25/04/2024
Can Hear the Heart Beating as One è l'ottavo album discografico in studio degli Yo La Tengo, pubblicato nel 1997.

 

 

Mai stato un gruppo di successo, gli Yo La Tengo, in 38 anni e una ventina di dischi di carriera. Anche quando il treno delle majors è passato, trainato dai Nirvana, loro sono rimasti a macinare chilometri sul tourbus. Tra i motivi c’è sicuramente lo scarso appeal mediatico, non avendo nè l’aura maudit di un Cobain nè la coolness di Sonic Youth o Jesus and Mary Chain.

 

Sono dei nerds irriducibili, gli YLT. Poichè tra i loro tanti pregi c’è l’autoironia, ci hanno giocato nell’esilarante video di Sugarcube, dove il boss della casa discografica li manda a studiare all’Academy of rock per imparare i trucchi del mestiere e ne escono laureati ma senza aver mutato una virgola del loro stile.

E’ anche per questo però che sono amatissimi nella comunità dei musicofili, perchè è facile identificarsi con loro. Gli YLT sono come noi. Sono una band a conduzione familiare, guidata dall’inossidabile coppia Ira Kaplan/Georgia Hubley, più il gigante buono James McNew. Ira, prima di diventare musicista, ha fatto il roadie, il tecnico del suono e il critico musicale. Possiede una cultura musicale enciclopedica e lo dimostra l’enorme numero di cover eseguite, su disco e on stage.

 

 

C’è una pagina web che ha tenuto il conto e risultano omaggiati 431 (!) artisti diversi, da Quincy Jones agli Urinals, da Burt Bacharach ai Kiss e così via. Infine non si può non citare il fatto che ininterrottamente dal 2001 YLT organizzano, prima al Maxwell di Hoboken e poi alla Bowery Ballroom di NY, una serie di 8 concerti consecutivi tra natale e capodanno, per celebrare Hanukkah e fare beneficenza, in cui invitano i loro amici ed eroi musicali e trasformano ogni show in una festa. Davvero facile, amarli.

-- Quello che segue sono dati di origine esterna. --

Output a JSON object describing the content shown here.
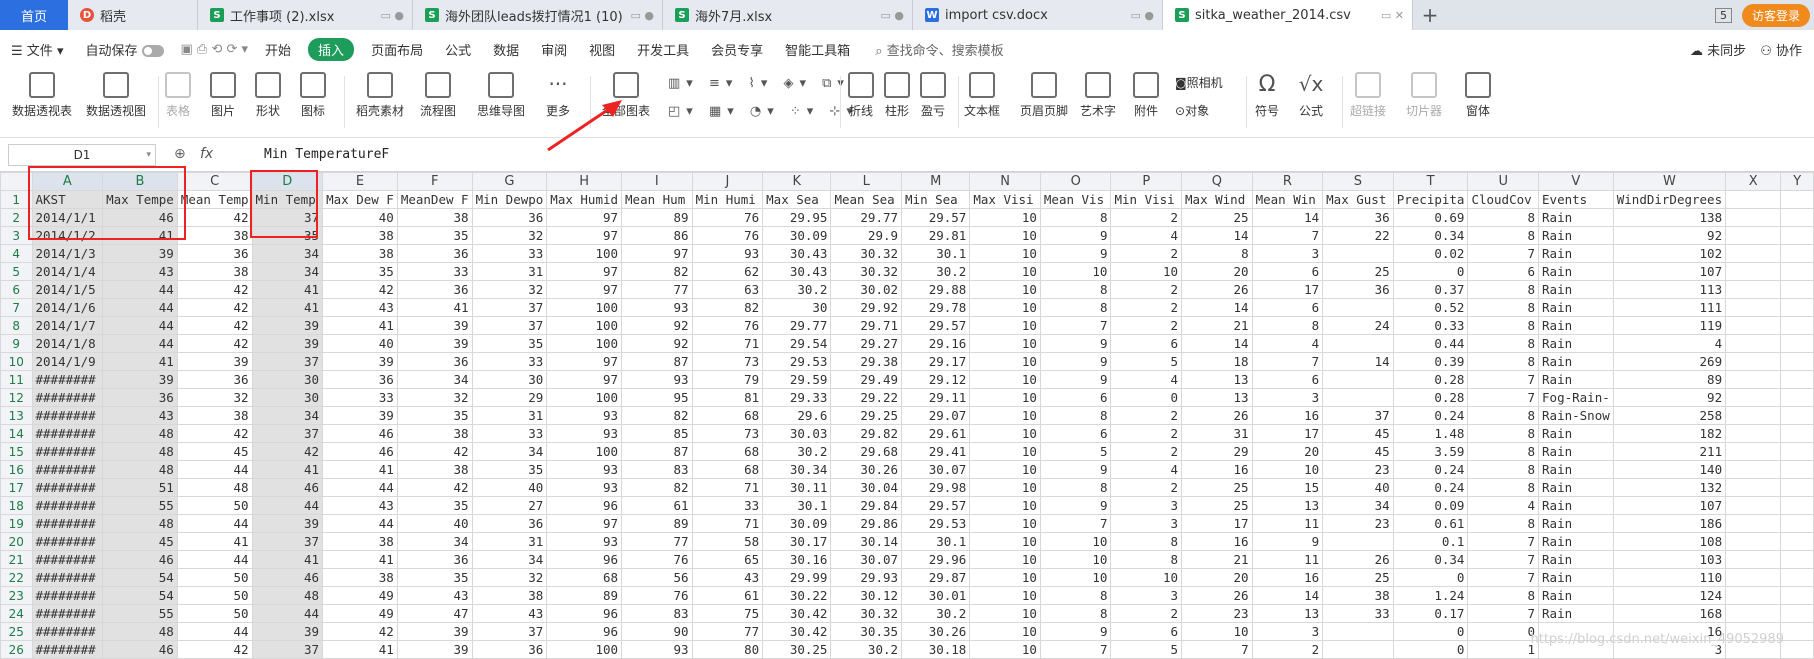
{
  "tabs": {
    "home": "首页",
    "files": [
      {
        "label": "稻壳",
        "kind": "d"
      },
      {
        "label": "工作事项 (2).xlsx",
        "kind": "s"
      },
      {
        "label": "海外团队leads拨打情况1 (10)",
        "kind": "s"
      },
      {
        "label": "海外7月.xlsx",
        "kind": "s"
      },
      {
        "label": "import csv.docx",
        "kind": "w"
      },
      {
        "label": "sitka_weather_2014.csv",
        "kind": "s"
      }
    ],
    "badge": "5",
    "visitor": "访客登录"
  },
  "menu": {
    "file": "文件",
    "autosave": "自动保存",
    "items": [
      "开始",
      "插入",
      "页面布局",
      "公式",
      "数据",
      "审阅",
      "视图",
      "开发工具",
      "会员专享",
      "智能工具箱"
    ],
    "search": "查找命令、搜索模板",
    "right": [
      "未同步",
      "协作"
    ]
  },
  "ribbon": {
    "buttons": [
      "数据透视表",
      "数据透视图",
      "表格",
      "图片",
      "形状",
      "图标",
      "稻壳素材",
      "流程图",
      "思维导图",
      "更多",
      "全部图表",
      "折线",
      "柱形",
      "盈亏",
      "文本框",
      "页眉页脚",
      "艺术字",
      "附件",
      "照相机",
      "对象",
      "符号",
      "公式",
      "超链接",
      "切片器",
      "窗体"
    ]
  },
  "formula": {
    "cell": "D1",
    "content": "Min TemperatureF"
  },
  "columns": [
    "A",
    "B",
    "C",
    "D",
    "E",
    "F",
    "G",
    "H",
    "I",
    "J",
    "K",
    "L",
    "M",
    "N",
    "O",
    "P",
    "Q",
    "R",
    "S",
    "T",
    "U",
    "V",
    "W",
    "X",
    "Y"
  ],
  "rows": [
    [
      "AKST",
      "Max Tempe",
      "Mean Temp",
      "Min Temp",
      "Max Dew F",
      "MeanDew F",
      "Min Dewpo",
      "Max Humid",
      "Mean Hum",
      "Min Humi",
      "Max Sea",
      "Mean Sea",
      "Min Sea",
      "Max Visi",
      "Mean Vis",
      "Min Visi",
      "Max Wind",
      "Mean Win",
      "Max Gust",
      "Precipita",
      "CloudCov",
      "Events",
      "WindDirDegrees"
    ],
    [
      "2014/1/1",
      "46",
      "42",
      "37",
      "40",
      "38",
      "36",
      "97",
      "89",
      "76",
      "29.95",
      "29.77",
      "29.57",
      "10",
      "8",
      "2",
      "25",
      "14",
      "36",
      "0.69",
      "8",
      "Rain",
      "138"
    ],
    [
      "2014/1/2",
      "41",
      "38",
      "35",
      "38",
      "35",
      "32",
      "97",
      "86",
      "76",
      "30.09",
      "29.9",
      "29.81",
      "10",
      "9",
      "4",
      "14",
      "7",
      "22",
      "0.34",
      "8",
      "Rain",
      "92"
    ],
    [
      "2014/1/3",
      "39",
      "36",
      "34",
      "38",
      "36",
      "33",
      "100",
      "97",
      "93",
      "30.43",
      "30.32",
      "30.1",
      "10",
      "9",
      "2",
      "8",
      "3",
      "",
      "0.02",
      "7",
      "Rain",
      "102"
    ],
    [
      "2014/1/4",
      "43",
      "38",
      "34",
      "35",
      "33",
      "31",
      "97",
      "82",
      "62",
      "30.43",
      "30.32",
      "30.2",
      "10",
      "10",
      "10",
      "20",
      "6",
      "25",
      "0",
      "6",
      "Rain",
      "107"
    ],
    [
      "2014/1/5",
      "44",
      "42",
      "41",
      "42",
      "36",
      "32",
      "97",
      "77",
      "63",
      "30.2",
      "30.02",
      "29.88",
      "10",
      "8",
      "2",
      "26",
      "17",
      "36",
      "0.37",
      "8",
      "Rain",
      "113"
    ],
    [
      "2014/1/6",
      "44",
      "42",
      "41",
      "43",
      "41",
      "37",
      "100",
      "93",
      "82",
      "30",
      "29.92",
      "29.78",
      "10",
      "8",
      "2",
      "14",
      "6",
      "",
      "0.52",
      "8",
      "Rain",
      "111"
    ],
    [
      "2014/1/7",
      "44",
      "42",
      "39",
      "41",
      "39",
      "37",
      "100",
      "92",
      "76",
      "29.77",
      "29.71",
      "29.57",
      "10",
      "7",
      "2",
      "21",
      "8",
      "24",
      "0.33",
      "8",
      "Rain",
      "119"
    ],
    [
      "2014/1/8",
      "44",
      "42",
      "39",
      "40",
      "39",
      "35",
      "100",
      "92",
      "71",
      "29.54",
      "29.27",
      "29.16",
      "10",
      "9",
      "6",
      "14",
      "4",
      "",
      "0.44",
      "8",
      "Rain",
      "4"
    ],
    [
      "2014/1/9",
      "41",
      "39",
      "37",
      "39",
      "36",
      "33",
      "97",
      "87",
      "73",
      "29.53",
      "29.38",
      "29.17",
      "10",
      "9",
      "5",
      "18",
      "7",
      "14",
      "0.39",
      "8",
      "Rain",
      "269"
    ],
    [
      "########",
      "39",
      "36",
      "30",
      "36",
      "34",
      "30",
      "97",
      "93",
      "79",
      "29.59",
      "29.49",
      "29.12",
      "10",
      "9",
      "4",
      "13",
      "6",
      "",
      "0.28",
      "7",
      "Rain",
      "89"
    ],
    [
      "########",
      "36",
      "32",
      "30",
      "33",
      "32",
      "29",
      "100",
      "95",
      "81",
      "29.33",
      "29.22",
      "29.11",
      "10",
      "6",
      "0",
      "13",
      "3",
      "",
      "0.28",
      "7",
      "Fog-Rain-",
      "92"
    ],
    [
      "########",
      "43",
      "38",
      "34",
      "39",
      "35",
      "31",
      "93",
      "82",
      "68",
      "29.6",
      "29.25",
      "29.07",
      "10",
      "8",
      "2",
      "26",
      "16",
      "37",
      "0.24",
      "8",
      "Rain-Snow",
      "258"
    ],
    [
      "########",
      "48",
      "42",
      "37",
      "46",
      "38",
      "33",
      "93",
      "85",
      "73",
      "30.03",
      "29.82",
      "29.61",
      "10",
      "6",
      "2",
      "31",
      "17",
      "45",
      "1.48",
      "8",
      "Rain",
      "182"
    ],
    [
      "########",
      "48",
      "45",
      "42",
      "46",
      "42",
      "34",
      "100",
      "87",
      "68",
      "30.2",
      "29.68",
      "29.41",
      "10",
      "5",
      "2",
      "29",
      "20",
      "45",
      "3.59",
      "8",
      "Rain",
      "211"
    ],
    [
      "########",
      "48",
      "44",
      "41",
      "41",
      "38",
      "35",
      "93",
      "83",
      "68",
      "30.34",
      "30.26",
      "30.07",
      "10",
      "9",
      "4",
      "16",
      "10",
      "23",
      "0.24",
      "8",
      "Rain",
      "140"
    ],
    [
      "########",
      "51",
      "48",
      "46",
      "44",
      "42",
      "40",
      "93",
      "82",
      "71",
      "30.11",
      "30.04",
      "29.98",
      "10",
      "8",
      "2",
      "25",
      "15",
      "40",
      "0.24",
      "8",
      "Rain",
      "132"
    ],
    [
      "########",
      "55",
      "50",
      "44",
      "43",
      "35",
      "27",
      "96",
      "61",
      "33",
      "30.1",
      "29.84",
      "29.57",
      "10",
      "9",
      "3",
      "25",
      "13",
      "34",
      "0.09",
      "4",
      "Rain",
      "107"
    ],
    [
      "########",
      "48",
      "44",
      "39",
      "44",
      "40",
      "36",
      "97",
      "89",
      "71",
      "30.09",
      "29.86",
      "29.53",
      "10",
      "7",
      "3",
      "17",
      "11",
      "23",
      "0.61",
      "8",
      "Rain",
      "186"
    ],
    [
      "########",
      "45",
      "41",
      "37",
      "38",
      "34",
      "31",
      "93",
      "77",
      "58",
      "30.17",
      "30.14",
      "30.1",
      "10",
      "10",
      "8",
      "16",
      "9",
      "",
      "0.1",
      "7",
      "Rain",
      "108"
    ],
    [
      "########",
      "46",
      "44",
      "41",
      "41",
      "36",
      "34",
      "96",
      "76",
      "65",
      "30.16",
      "30.07",
      "29.96",
      "10",
      "10",
      "8",
      "21",
      "11",
      "26",
      "0.34",
      "7",
      "Rain",
      "103"
    ],
    [
      "########",
      "54",
      "50",
      "46",
      "38",
      "35",
      "32",
      "68",
      "56",
      "43",
      "29.99",
      "29.93",
      "29.87",
      "10",
      "10",
      "10",
      "20",
      "16",
      "25",
      "0",
      "7",
      "Rain",
      "110"
    ],
    [
      "########",
      "54",
      "50",
      "48",
      "49",
      "43",
      "38",
      "89",
      "76",
      "61",
      "30.22",
      "30.12",
      "30.01",
      "10",
      "8",
      "3",
      "26",
      "14",
      "38",
      "1.24",
      "8",
      "Rain",
      "124"
    ],
    [
      "########",
      "55",
      "50",
      "44",
      "49",
      "47",
      "43",
      "96",
      "83",
      "75",
      "30.42",
      "30.32",
      "30.2",
      "10",
      "8",
      "2",
      "23",
      "13",
      "33",
      "0.17",
      "7",
      "Rain",
      "168"
    ],
    [
      "########",
      "48",
      "44",
      "39",
      "42",
      "39",
      "37",
      "96",
      "90",
      "77",
      "30.42",
      "30.35",
      "30.26",
      "10",
      "9",
      "6",
      "10",
      "3",
      "",
      "0",
      "0",
      "",
      "16"
    ],
    [
      "########",
      "46",
      "42",
      "37",
      "41",
      "39",
      "36",
      "100",
      "93",
      "80",
      "30.25",
      "30.2",
      "30.18",
      "10",
      "7",
      "5",
      "7",
      "2",
      "",
      "0",
      "1",
      "",
      "3"
    ]
  ],
  "watermark": "https://blog.csdn.net/weixin_49052989"
}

I Can Hear the Heart Beating as One, gli Yo la Tengo e i cuori che battono all’unisono

I Can Hear The Heart Beating As One, uscito il 22 aprile 1997 per Matador Records, è sicuramente uno dei 2-3 dischi da consigliare per chi volesse approcciare la band. E’ il disco della maturità artistica, in cui viene elaborata una sintesi efficace delle loro innumerevoli influenze. La tavolozza dei colori musicali si allarga, in un processo che sarà ulteriormente espanso nel successivo And Then Nothing Turned Itself Inside-Out. C’è naturalmente il guitar sound di impronta Velvet/Feelies/Modern Lovers, ma c’è spazio per il downtempo di Damage, il kraut rock (i dieci minuti dello strumentale Spec Bebop, forse troppi, ma è un peccato veniale) pure la bossa nova (la deliziosa Center Of Gravity).

 

 

 

Ci sono alcuni classici, come l’innodica Sugarcube, la ballata folk Stockholm Syndrome, cantata da James McNew, la magia dilatata e bucolica di Green Arrow. E un paio di cover, tanto per gradire, una Little Honda che passa dai fratelli Wilson ai fratelli Reid e una My Little Corner Of The World che ha la leggerezza dei pezzi dei Velvet cantati da Mo Tucker.  Anche adesso che la vena creativa si è un po’ fisiologicamente affievolita gli Yo La Tengo continuano a sfornare dischi mai meno che belli e ad ammaliare le platee dal vivo. Chi scrive conserverà il ricordo indelebile di un loro concerto ad Urbino, portato a termine nonostante un temporale di proporzioni bibliche. Le certezze della vita.